I had a press release recently from a leading pelargonium nursery regarding overwintering bedding geraniums (or zonal pelargoniums, to be strictly accurate). Well, as this year is fast disappearing, I guess it won’t be long before we’re ripping up our summer bedding and sticking in the pansies and wallflowers again. I also guess that there aren’t many of us who are keen enough on their pelargoniums to want to keep them from year to year, as every season new and often more interesting varieties are introduced, and it’s perhaps cheaper to discard them in the autumn, rather than keep the greenhouse (if you have one) frost-free for up to seven months of the year.

I tend to keep mine for a couple of years – the first in pots in the greenhouse; the second, when they are much better developed, in various containers in the garden, where they make an almost instantaneous impact. Then they go the way of all my bedding plants. But I’m not a pelargonium buff.

At Stamford High School, our caretaker lovingly tended a collection of boring, spindly, scruffy, red geraniums over the coat hooks on the high-up window sills of the Lower and Upper Fours’ cloakroom. During the summer, they were watered regularly and copiously (in winter less often but nonetheless just as copiously), which meant that our sports kit was constantly sodden when we came to wear it. It may be this, or it may be this tenuous connection between this and physical exercise, which wasn’t my favourite subject at the time, that has rather put me off red geraniums ever since, unless they are fat and bushy, with heads the size of a man’s fist and pretty patterns on the leaves.

It was the condemnation of ‘old gardeners’ ways of getting pelargoniums through the winter in the press release that niggled me a bit, however. The writer was deriding such time-honoured methods as putting your geraniums in boxes and keeping them in the garage, wrapping them in newspaper and putting them under the hedge, or bunching them together and hanging them upside down in the attic.
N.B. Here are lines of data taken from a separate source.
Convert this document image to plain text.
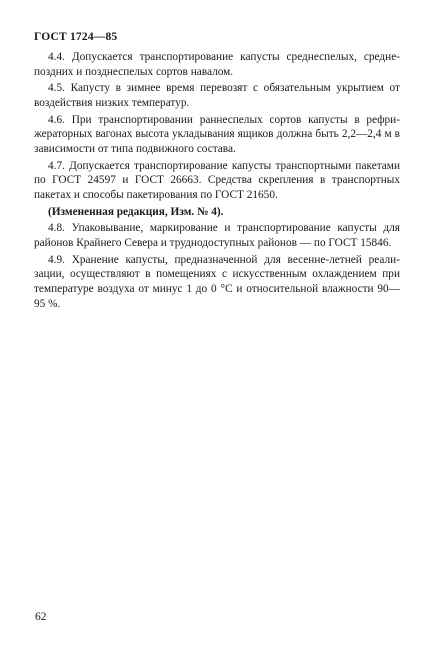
ГОСТ 1724—85

4.4. Допускается транспортирование капусты среднеспелых, среднепоздних и позднеспелых сортов навалом.

4.5. Капусту в зимнее время перевозят с обязательным укрытием от воздействия низких температур.

4.6. При транспортировании раннеспелых сортов капусты в рефрижераторных вагонах высота укладывания ящиков должна быть 2,2—2,4 м в зависимости от типа подвижного состава.

4.7. Допускается транспортирование капусты транспортными пакетами по ГОСТ 24597 и ГОСТ 26663. Средства скрепления в транспортных пакетах и способы пакетирования по ГОСТ 21650.

(Измененная редакция, Изм. № 4).

4.8. Упаковывание, маркирование и транспортирование капусты для районов Крайнего Севера и труднодоступных районов — по ГОСТ 15846.

4.9. Хранение капусты, предназначенной для весенне-летней реализации, осуществляют в помещениях с искусственным охлаждением при температуре воздуха от минус 1 до 0 °С и относительной влажности 90—95 %.

62
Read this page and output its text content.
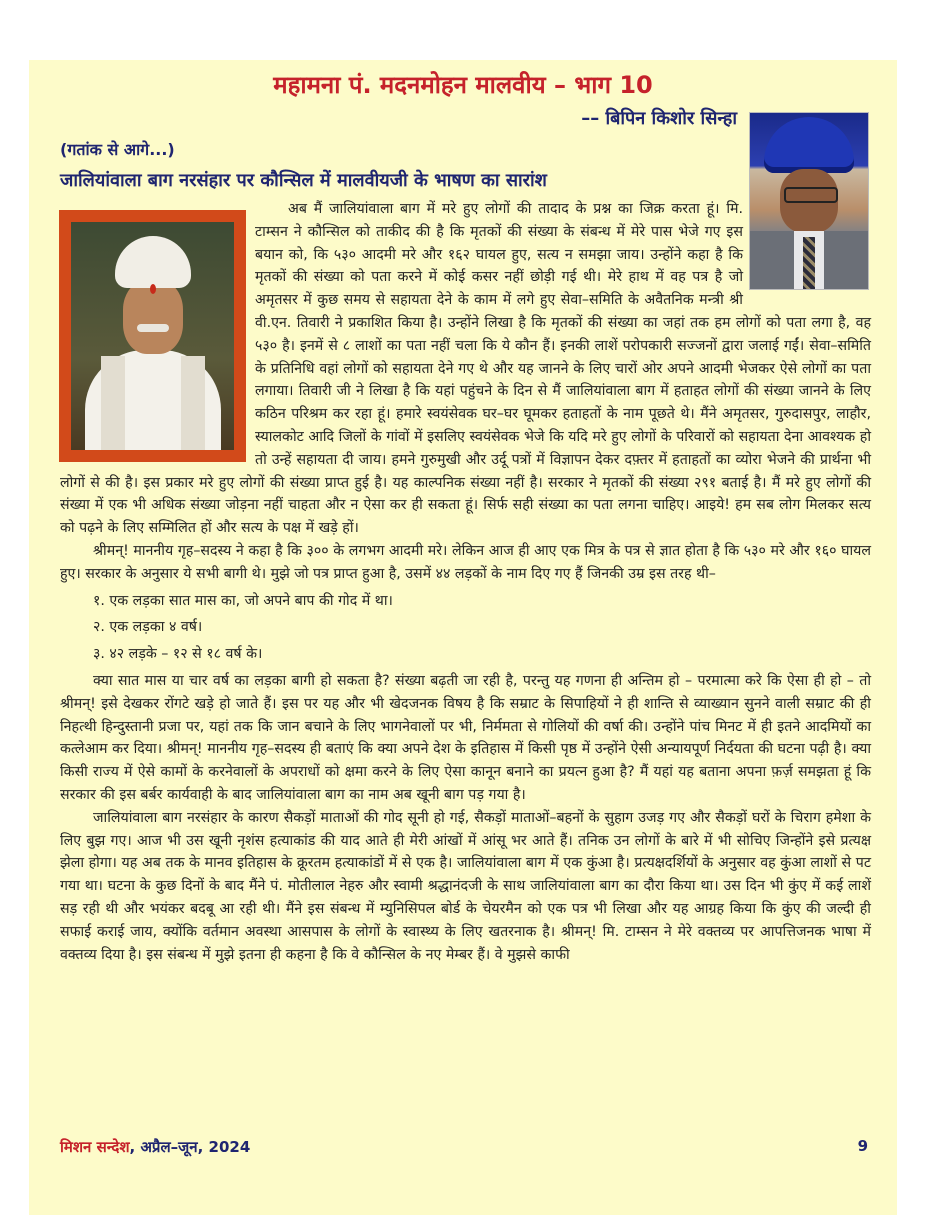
महामना पं. मदनमोहन मालवीय – भाग 10
–– बिपिन किशोर सिन्हा
(गतांक से आगे...)
जालियांवाला बाग नरसंहार पर कौन्सिल में मालवीयजी के भाषण का सारांश

अब मैं जालियांवाला बाग में मरे हुए लोगों की तादाद के प्रश्न का जिक्र करता हूं। मि. टाम्सन ने कौन्सिल को ताकीद की है कि मृतकों की संख्या के संबन्ध में मेरे पास भेजे गए इस बयान को, कि ५३० आदमी मरे और १६२ घायल हुए, सत्य न समझा जाय। उन्होंने कहा है कि मृतकों की संख्या को पता करने में कोई कसर नहीं छोड़ी गई थी। मेरे हाथ में वह पत्र है जो अमृतसर में कुछ समय से सहायता देने के काम में लगे हुए सेवा–समिति के अवैतनिक मन्त्री श्री वी.एन. तिवारी ने प्रकाशित किया है। उन्होंने लिखा है कि मृतकों की संख्या का जहां तक हम लोगों को पता लगा है, वह ५३० है। इनमें से ८ लाशों का पता नहीं चला कि ये कौन हैं। इनकी लाशें परोपकारी सज्जनों द्वारा जलाई गईं। सेवा–समिति के प्रतिनिधि वहां लोगों को सहायता देने गए थे और यह जानने के लिए चारों ओर अपने आदमी भेजकर ऐसे लोगों का पता लगाया। तिवारी जी ने लिखा है कि यहां पहुंचने के दिन से मैं जालियांवाला बाग में हताहत लोगों की संख्या जानने के लिए कठिन परिश्रम कर रहा हूं। हमारे स्वयंसेवक घर–घर घूमकर हताहतों के नाम पूछते थे। मैंने अमृतसर, गुरुदासपुर, लाहौर, स्यालकोट आदि जिलों के गांवों में इसलिए स्वयंसेवक भेजे कि यदि मरे हुए लोगों के परिवारों को सहायता देना आवश्यक हो तो उन्हें सहायता दी जाय। हमने गुरुमुखी और उर्दू पत्रों में विज्ञापन देकर दफ़्तर में हताहतों का व्योरा भेजने की प्रार्थना भी लोगों से की है। इस प्रकार मरे हुए लोगों की संख्या प्राप्त हुई है। यह काल्पनिक संख्या नहीं है। सरकार ने मृतकों की संख्या २९१ बताई है। मैं मरे हुए लोगों की संख्या में एक भी अधिक संख्या जोड़ना नहीं चाहता और न ऐसा कर ही सकता हूं। सिर्फ सही संख्या का पता लगना चाहिए। आइये! हम सब लोग मिलकर सत्य को पढ़ने के लिए सम्मिलित हों और सत्य के पक्ष में खड़े हों।

श्रीमन्! माननीय गृह–सदस्य ने कहा है कि ३०० के लगभग आदमी मरे। लेकिन आज ही आए एक मित्र के पत्र से ज्ञात होता है कि ५३० मरे और १६० घायल हुए। सरकार के अनुसार ये सभी बागी थे। मुझे जो पत्र प्राप्त हुआ है, उसमें ४४ लड़कों के नाम दिए गए हैं जिनकी उम्र इस तरह थी–

१. एक लड़का सात मास का, जो अपने बाप की गोद में था।
२. एक लड़का ४ वर्ष।
३. ४२ लड़के – १२ से १८ वर्ष के।

क्या सात मास या चार वर्ष का लड़का बागी हो सकता है? संख्या बढ़ती जा रही है, परन्तु यह गणना ही अन्तिम हो – परमात्मा करे कि ऐसा ही हो – तो श्रीमन्! इसे देखकर रोंगटे खड़े हो जाते हैं। इस पर यह और भी खेदजनक विषय है कि सम्राट के सिपाहियों ने ही शान्ति से व्याख्यान सुनने वाली सम्राट की ही निहत्थी हिन्दुस्तानी प्रजा पर, यहां तक कि जान बचाने के लिए भागनेवालों पर भी, निर्ममता से गोलियों की वर्षा की। उन्होंने पांच मिनट में ही इतने आदमियों का कत्लेआम कर दिया। श्रीमन्! माननीय गृह–सदस्य ही बताएं कि क्या अपने देश के इतिहास में किसी पृष्ठ में उन्होंने ऐसी अन्यायपूर्ण निर्दयता की घटना पढ़ी है। क्या किसी राज्य में ऐसे कामों के करनेवालों के अपराधों को क्षमा करने के लिए ऐसा कानून बनाने का प्रयत्न हुआ है? मैं यहां यह बताना अपना फ़र्ज़ समझता हूं कि सरकार की इस बर्बर कार्यवाही के बाद जालियांवाला बाग का नाम अब खूनी बाग पड़ गया है।

जालियांवाला बाग नरसंहार के कारण सैकड़ों माताओं की गोद सूनी हो गई, सैकड़ों माताओं–बहनों के सुहाग उजड़ गए और सैकड़ों घरों के चिराग हमेशा के लिए बुझ गए। आज भी उस खूनी नृशंस हत्याकांड की याद आते ही मेरी आंखों में आंसू भर आते हैं। तनिक उन लोगों के बारे में भी सोचिए जिन्होंने इसे प्रत्यक्ष झेला होगा। यह अब तक के मानव इतिहास के क्रूरतम हत्याकांडों में से एक है। जालियांवाला बाग में एक कुंआ है। प्रत्यक्षदर्शियों के अनुसार वह कुंआ लाशों से पट गया था। घटना के कुछ दिनों के बाद मैंने पं. मोतीलाल नेहरु और स्वामी श्रद्धानंदजी के साथ जालियांवाला बाग का दौरा किया था। उस दिन भी कुंए में कई लाशें सड़ रही थी और भयंकर बदबू आ रही थी। मैंने इस संबन्ध में म्युनिसिपल बोर्ड के चेयरमैन को एक पत्र भी लिखा और यह आग्रह किया कि कुंए की जल्दी ही सफाई कराई जाय, क्योंकि वर्तमान अवस्था आसपास के लोगों के स्वास्थ्य के लिए खतरनाक है। श्रीमन्! मि. टाम्सन ने मेरे वक्तव्य पर आपत्तिजनक भाषा में वक्तव्य दिया है। इस संबन्ध में मुझे इतना ही कहना है कि वे कौन्सिल के नए मेम्बर हैं। वे मुझसे काफी

मिशन सन्देश, अप्रैल–जून, 2024	9
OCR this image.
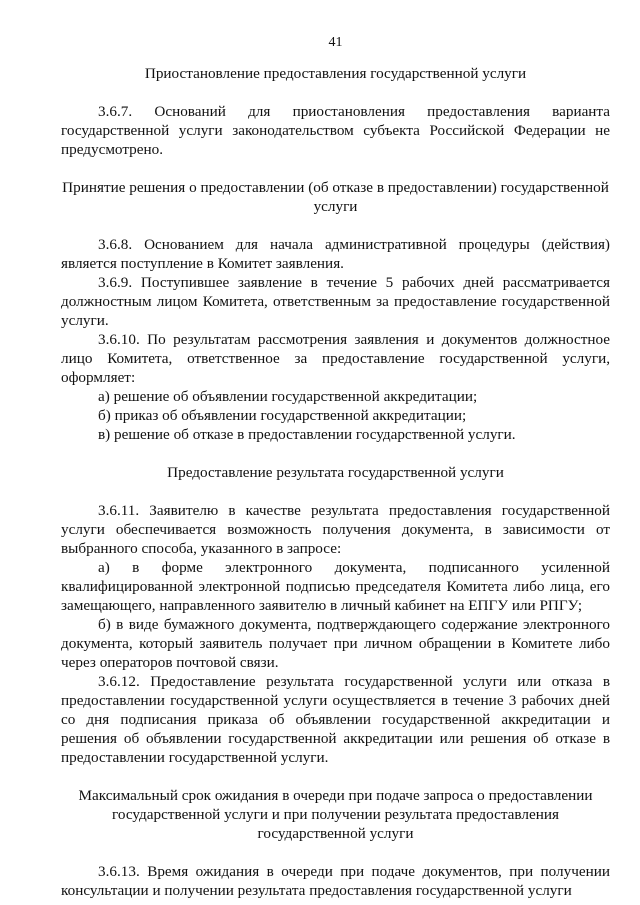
41
Приостановление предоставления государственной услуги

3.6.7. Оснований для приостановления предоставления варианта государственной услуги законодательством субъекта Российской Федерации не предусмотрено.

Принятие решения о предоставлении (об отказе в предоставлении) государственной услуги

3.6.8. Основанием для начала административной процедуры (действия) является поступление в Комитет заявления.

3.6.9. Поступившее заявление в течение 5 рабочих дней рассматривается должностным лицом Комитета, ответственным за предоставление государственной услуги.

3.6.10. По результатам рассмотрения заявления и документов должностное лицо Комитета, ответственное за предоставление государственной услуги, оформляет:

а) решение об объявлении государственной аккредитации;

б) приказ об объявлении государственной аккредитации;

в) решение об отказе в предоставлении государственной услуги.

Предоставление результата государственной услуги

3.6.11. Заявителю в качестве результата предоставления государственной услуги обеспечивается возможность получения документа, в зависимости от выбранного способа, указанного в запросе:

а) в форме электронного документа, подписанного усиленной квалифицированной электронной подписью председателя Комитета либо лица, его замещающего, направленного заявителю в личный кабинет на ЕПГУ или РПГУ;

б) в виде бумажного документа, подтверждающего содержание электронного документа, который заявитель получает при личном обращении в Комитете либо через операторов почтовой связи.

3.6.12. Предоставление результата государственной услуги или отказа в предоставлении государственной услуги осуществляется в течение 3 рабочих дней со дня подписания приказа об объявлении государственной аккредитации и решения об объявлении государственной аккредитации или решения об отказе в предоставлении государственной услуги.

Максимальный срок ожидания в очереди при подаче запроса о предоставлении государственной услуги и при получении результата предоставления государственной услуги

3.6.13. Время ожидания в очереди при подаче документов, при получении консультации и получении результата предоставления государственной услуги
Well, since I started my gardening career, I’ve worked for a good many people, many of whom using one or more of these ways of preserving their geraniums from year to year. The garage method, I have seen, works quite well if the area is well ventilated and a little just-damp soil remains on the roots. The under-hedge method is equally successful unless we have a winter like last year, and the bunching technique will ensure the survival of up to 70 per cent of plants if they are two years old or more – although the lady I knew who did this hung them in a semi-basement rather than an attic.

So, with only another eight weeks or so before you need to make a decision on what to do with your geraniums, time is of the essence. However, unless you have a massive area to fill or a sentimental attachment for your plants, it all seems rather a waste of time to me, when new plants are widely and inexpensively available in the spring, particularly plug plants for growing on, which, in the case of pelargoniums, often need no extra heat once potted up. After all, part of the fun of gardening is trying something new every year; it is for me, anyway.